Lower Thirds Recognition vs. Text Recognition
The Lower Thirds Recognition is specifically designed to identify name entities (such as names, functions, or locations) in the designated lower thirds area of the screen, usually at the bottom. It ignores regular text elements and does not search for text in other parts of the image, like the top or middle.

In contrast, Text Recognition scans the entire image, looking for any characters or words across the whole asset, regardless of their location on the screen. This makes it more suitable for general text extraction throughout the entire image.

How does it work?

Select the Media File: Choose the media file you want to analyze.
Activate the Lower Third Recognition Module: In the left column, select the "Lower Third Recognition" module.
Define the Model & Parameters: Choose the model for analysis from the available options, set the parameters, and click the yellow "Add Module" button.
Start the Analysis: You can either add more modules or begin the analysis immediately by clicking "Start Analysis"

What Parameters are available?

Apply generic method (Checkbox):
This option allows the system to use a general approach to recognize names. By checking this box, the system will search for common names without needing a specific list of names. It’s useful when you want to detect names broadly without setting up custom rules.
Single Name Detection (Checkbox):
The Lower Third Recognition is designed to recognize full names, such as "John Smith." If you want it to detect just first names or single names, like "John" by itself, you can enable this option to allow the detection of individual names, not just full ones.
Detect only faces (Checkbox):
Recognize lower thirds only if a face is visible at the same time. You can set this to false if you want to detect all name inserts, even if no faces are visible.

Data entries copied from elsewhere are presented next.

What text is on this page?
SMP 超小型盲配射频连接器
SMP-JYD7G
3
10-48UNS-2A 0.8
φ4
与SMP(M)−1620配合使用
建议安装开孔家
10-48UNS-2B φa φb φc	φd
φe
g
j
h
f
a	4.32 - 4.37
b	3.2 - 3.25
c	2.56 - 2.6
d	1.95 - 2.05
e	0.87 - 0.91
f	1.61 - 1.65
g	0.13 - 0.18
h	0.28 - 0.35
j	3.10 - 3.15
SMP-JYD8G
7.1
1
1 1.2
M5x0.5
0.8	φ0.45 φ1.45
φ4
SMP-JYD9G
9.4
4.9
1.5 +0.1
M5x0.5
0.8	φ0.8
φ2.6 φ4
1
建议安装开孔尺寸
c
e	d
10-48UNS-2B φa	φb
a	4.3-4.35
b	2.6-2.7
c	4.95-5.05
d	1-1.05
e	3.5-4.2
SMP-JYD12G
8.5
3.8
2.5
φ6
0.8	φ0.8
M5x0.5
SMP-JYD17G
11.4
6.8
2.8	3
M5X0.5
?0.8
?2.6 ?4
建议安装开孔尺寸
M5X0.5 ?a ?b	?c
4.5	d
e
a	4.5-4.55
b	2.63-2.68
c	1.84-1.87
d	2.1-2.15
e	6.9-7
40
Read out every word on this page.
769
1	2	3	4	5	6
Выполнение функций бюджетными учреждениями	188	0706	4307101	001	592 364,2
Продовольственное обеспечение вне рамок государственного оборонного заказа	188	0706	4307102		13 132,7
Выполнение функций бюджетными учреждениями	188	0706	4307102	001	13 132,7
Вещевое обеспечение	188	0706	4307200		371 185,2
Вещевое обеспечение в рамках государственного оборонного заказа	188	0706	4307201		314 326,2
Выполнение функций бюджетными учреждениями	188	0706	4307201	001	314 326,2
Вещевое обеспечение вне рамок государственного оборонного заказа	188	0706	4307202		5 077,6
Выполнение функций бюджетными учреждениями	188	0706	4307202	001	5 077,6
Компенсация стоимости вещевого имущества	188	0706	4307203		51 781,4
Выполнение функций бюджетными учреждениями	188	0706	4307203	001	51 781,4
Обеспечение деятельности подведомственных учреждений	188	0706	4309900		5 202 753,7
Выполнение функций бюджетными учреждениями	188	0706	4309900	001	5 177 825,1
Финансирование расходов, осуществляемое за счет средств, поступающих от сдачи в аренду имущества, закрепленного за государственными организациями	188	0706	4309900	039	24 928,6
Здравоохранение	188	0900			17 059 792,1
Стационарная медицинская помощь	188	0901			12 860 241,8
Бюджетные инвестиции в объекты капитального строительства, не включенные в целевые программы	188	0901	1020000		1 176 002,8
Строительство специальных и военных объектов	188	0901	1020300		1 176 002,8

Additional Parameters Available in the API

In the API, you have more control over the Lower Third Recognition module with options such as:

Add Custom Name Dictionaries: You can provide a custom dictionary to detect your custom names. Only names from this list will be detected. Example: "Angela Merkel", "Olaf Scholz"]. As well as secondary dictionaries for additional entities such as political party, function, company or location.
Face Size and Quality: Set minimum face size and sharpness to ensure the Lower Third Recognition is only triggered when high-quality faces are detected.

Read more detailed information in our API documentation.

Displaying the Results:

Timeline:

The timeline, located below the player, displays the entire video runtime and the results from each module as gray bars.

By clicking on any of the grey result bars, you will see details such as:
- Name
- Timecode (TC)
- Exact frame numbers
- Runtime/Duration
Clicking on a result moves the playhead to the beginning of that result.
These results are identical to those provided by the API, but in a more user-friendly, graphical format. If there are multiple results, use your mouse wheel to scroll through the timeline.

Search Field:

Lower Thirds Recognition does not have a search field, as it is only a technical metadata tool.a.

Module Section

On the right side of the player, you’ll see a section with detailed results for each module used in the analysis. Clicking on the module name opens a dropdown with specific parameters, useful for troubleshooting or viewing metadata.

Result Cards

Results are displayed as cards in chronological order. Each card provides key information, such as:

- Name of the result: Indicates what name entity was recognized in the asset.
- Start frame of the appearance: Frame Number

- End frame of the appearance: Frame Number